Vekillerin eylemini ablukaya alan polis, sık sık eylemin sonlandırılması yönünde tehditte bulundu ve kadın vekiller dışındaki katılımcıları alandan uzaklaştırdı. Kadın vekillerin dışında alana kimsenin girmesine izin verilmeyince, eylemi de kadın vekiller kendi imkanları ile yayımladı. Savaş uçaklarının açıklama sırasında havalanması da dikkat çekti. Bütün engellemelere rağmen açıklama yapan Taşdemir, şunları söyledi: 

'BU TUTUMUNUZU DİRENİŞLE KIRACAĞIZ'

"Öncelikle burada yapmak istediğimiz eyleme yönelik tutumunuzu kınıyoruz. Siz hukuku tanımaz bir biçimde hukuku ihlal ederek bu etkinliğe müdahale ediyorsunuz. Sizin bu tutumunuz bizim direnişimizle kırılacaktır. HDP Kadın Vekil Grubu olarak cezaevinde rehin tutulan DTK Eş Başkanımız ve Hakkari Milletvekilimiz Leyla Güven’in eylemini sahiplenmek ve selamlamak için buradayız."

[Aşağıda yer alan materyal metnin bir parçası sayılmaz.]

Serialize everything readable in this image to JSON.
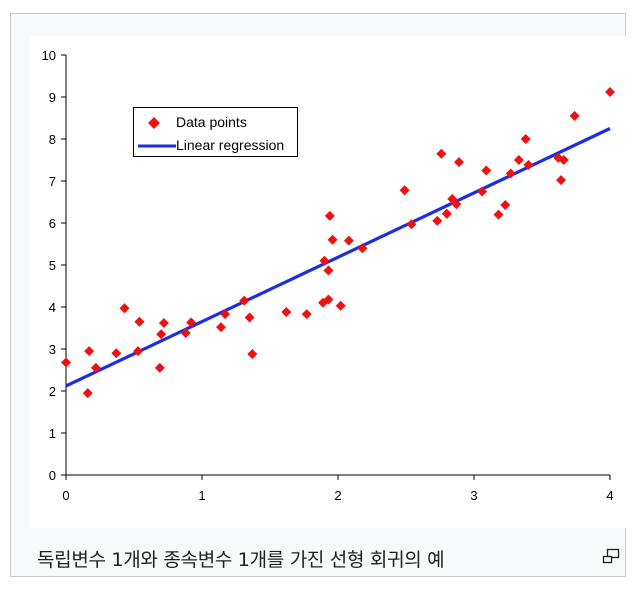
{
  "chart_data": {
    "type": "scatter",
    "x_ticks": [
      "0",
      "1",
      "2",
      "3",
      "4"
    ],
    "y_ticks": [
      "0",
      "1",
      "2",
      "3",
      "4",
      "5",
      "6",
      "7",
      "8",
      "9",
      "10"
    ],
    "xlim": [
      0,
      4
    ],
    "ylim": [
      0,
      10
    ],
    "legend_position": "top-left",
    "marker_color": "#ee1111",
    "line_color": "#1a2ee6",
    "series": [
      {
        "name": "Data points",
        "kind": "scatter",
        "points": [
          [
            0.0,
            2.68
          ],
          [
            0.16,
            1.95
          ],
          [
            0.17,
            2.95
          ],
          [
            0.22,
            2.55
          ],
          [
            0.37,
            2.9
          ],
          [
            0.43,
            3.97
          ],
          [
            0.53,
            2.95
          ],
          [
            0.54,
            3.65
          ],
          [
            0.69,
            2.55
          ],
          [
            0.7,
            3.35
          ],
          [
            0.72,
            3.62
          ],
          [
            0.88,
            3.38
          ],
          [
            0.92,
            3.63
          ],
          [
            1.14,
            3.52
          ],
          [
            1.17,
            3.83
          ],
          [
            1.31,
            4.15
          ],
          [
            1.35,
            3.75
          ],
          [
            1.37,
            2.88
          ],
          [
            1.62,
            3.88
          ],
          [
            1.77,
            3.83
          ],
          [
            1.89,
            4.1
          ],
          [
            1.9,
            5.1
          ],
          [
            1.93,
            4.87
          ],
          [
            1.93,
            4.18
          ],
          [
            1.94,
            6.17
          ],
          [
            1.96,
            5.6
          ],
          [
            2.02,
            4.03
          ],
          [
            2.08,
            5.58
          ],
          [
            2.18,
            5.4
          ],
          [
            2.49,
            6.78
          ],
          [
            2.54,
            5.97
          ],
          [
            2.73,
            6.05
          ],
          [
            2.76,
            7.65
          ],
          [
            2.8,
            6.22
          ],
          [
            2.84,
            6.57
          ],
          [
            2.87,
            6.45
          ],
          [
            2.89,
            7.45
          ],
          [
            3.06,
            6.75
          ],
          [
            3.09,
            7.25
          ],
          [
            3.18,
            6.2
          ],
          [
            3.23,
            6.43
          ],
          [
            3.27,
            7.18
          ],
          [
            3.33,
            7.5
          ],
          [
            3.38,
            8.0
          ],
          [
            3.4,
            7.38
          ],
          [
            3.62,
            7.55
          ],
          [
            3.64,
            7.02
          ],
          [
            3.66,
            7.5
          ],
          [
            3.74,
            8.55
          ],
          [
            4.0,
            9.12
          ]
        ]
      },
      {
        "name": "Linear regression",
        "kind": "line",
        "points": [
          [
            0,
            2.12
          ],
          [
            4,
            8.25
          ]
        ]
      }
    ]
  },
  "caption": {
    "text": "독립변수 1개와 종속변수 1개를 가진 선형 회귀의 예",
    "enlarge_icon": "enlarge-icon"
  }
}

'TECRİT SAVAŞI DERİNLEŞTİRMEKTİR'

Taşdemir, "Bizler bir kez daha Leyla vekilimizin başlattığı direnişi selamlıyoruz, sahipleniyoruz" diyerek, şunları da ifade etti:

"Leyla vekilimiz 31 Ocak’tan beri bu cezaevinde rehin tutulmaktadır. 7 Kasım’da Leyla vekilimiz görülen duruşmasında Sayın Abdullah Öcalan üzerinde derinleştirilen tecride karşı eylem hattı geliştirmiştir ve süresiz dönüşümsüz açlık grevindedir. Leyla vekilimizin başlattığı bu eylem kişisel değildir; kadınların, halkların barış ve demokrasi talebini ifade etmek için bu mücadeleyi başlatmıştır. Derinleştirilen tecrit insanlığa karşı işlenmiş bir suçtur. Hukuk tanımaz bir devletle karşı karşıyayız. Devlet kendi hukukunu inkâr ederek bu tecridi 3 yıldır devam ettirmektedir. Biz kadınlar biliyoruz ki tecrit demokrasiye, özgürlüklere yöneliktir. Biz kadınlar bu tecride karşı olduğumuzu, kabul etmediğimizi belirtiyoruz. Sizler de şahitsiniz ki yakın bir tarihte bir barış sürecine tanıklık ettik. Çözüm sürecinde gelişen barış sürecinin Sayın Öcalan’ın konumu ile yakından ilgili olduğunu biliyoruz. Sayın Öcalan’ın o dönem geliştirdiği mücadele ve geliştirdiği tezler bu mücadeleyi geliştirmiştir. Sayın Öcalan’ın konumu barış için çok önemlidir. Bu tecrit politikası savaş politikalarını derinleştirmek demektir, savaşı istemek demektir."